While the drama unfolds in front of us all, drama that spans two additional characters, a mysterious plot, mental/emotional anguish, and very little action, we become more than just outside observers. We are part of the drama, too. Passersby don’t notice the performers or the audience for what we are. The performers are part of the mix of people in the Square, and sometimes, in the way. It’s fascinating to watch how others avoid them, and us, too, though, some don’t. An ever-hopeful dude on his plight to legalize marijuana yells at the silent audience to sign his petition. Another wants endless hugs for everyone, and holds up his sign that notes his website address. Two women with burritos plop down on the stairs, then realize that something other than lunch is going on, and scurry away. People stare. People politely shift their gaze.

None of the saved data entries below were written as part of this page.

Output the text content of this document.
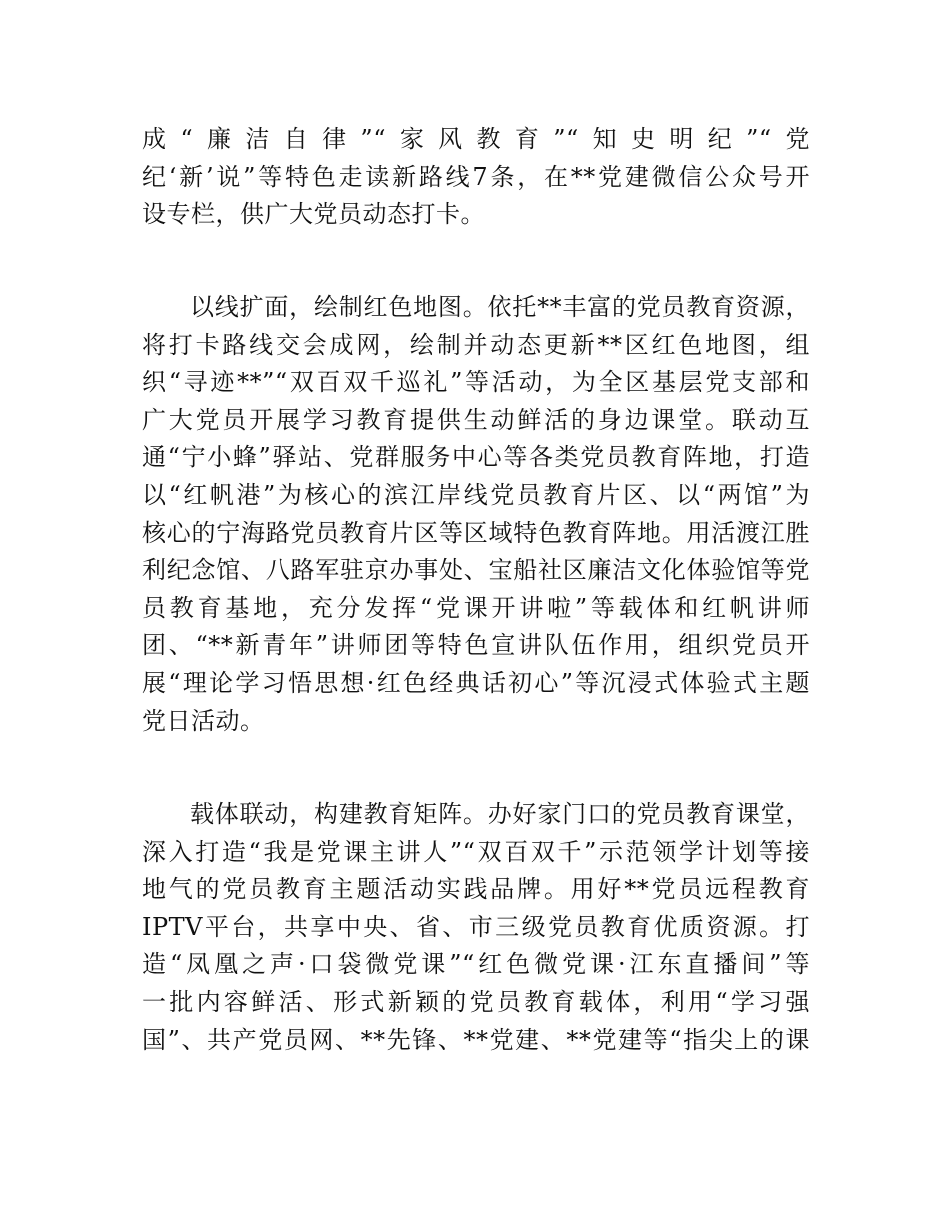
成“廉洁自律”“家风教育”“知史明纪”“党
纪‘新’说”等特色走读新路线7条，在**党建微信公众号开
设专栏，供广大党员动态打卡。
以线扩面，绘制红色地图。依托**丰富的党员教育资源，
将打卡路线交会成网，绘制并动态更新**区红色地图，组
织“寻迹**”“双百双千巡礼”等活动，为全区基层党支部和
广大党员开展学习教育提供生动鲜活的身边课堂。联动互
通“宁小蜂”驿站、党群服务中心等各类党员教育阵地，打造
以“红帆港”为核心的滨江岸线党员教育片区、以“两馆”为
核心的宁海路党员教育片区等区域特色教育阵地。用活渡江胜
利纪念馆、八路军驻京办事处、宝船社区廉洁文化体验馆等党
员教育基地，充分发挥“党课开讲啦”等载体和红帆讲师
团、“**新青年”讲师团等特色宣讲队伍作用，组织党员开
展“理论学习悟思想·红色经典话初心”等沉浸式体验式主题
党日活动。
载体联动，构建教育矩阵。办好家门口的党员教育课堂，
深入打造“我是党课主讲人”“双百双千”示范领学计划等接
地气的党员教育主题活动实践品牌。用好**党员远程教育
IPTV平台，共享中央、省、市三级党员教育优质资源。打
造“凤凰之声·口袋微党课”“红色微党课·江东直播间”等
一批内容鲜活、形式新颖的党员教育载体，利用“学习强
国”、共产党员网、**先锋、**党建、**党建等“指尖上的课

Challenging our assumptions about public/private space, and audience/participant roles is part of San Francisco’s REBAR (rebargroup.org) schtick, too. The group spent time in Portland last year, leading willing thrill seekers through a series of activities in downtown Portland’s public spaces, activities that blur the lines between acting, participating, observing, and challenge unsuspecting observers to interact with the antics (or not). It was fun. It was folly. It was Sociology 101. So was small metal objects with its supreme set for most excellent people watching, performance that relies on audience-as-spectacle-participants, and breeding grounds for commentary on our colorful, urban life. Makes you want to shake up the landscape more often.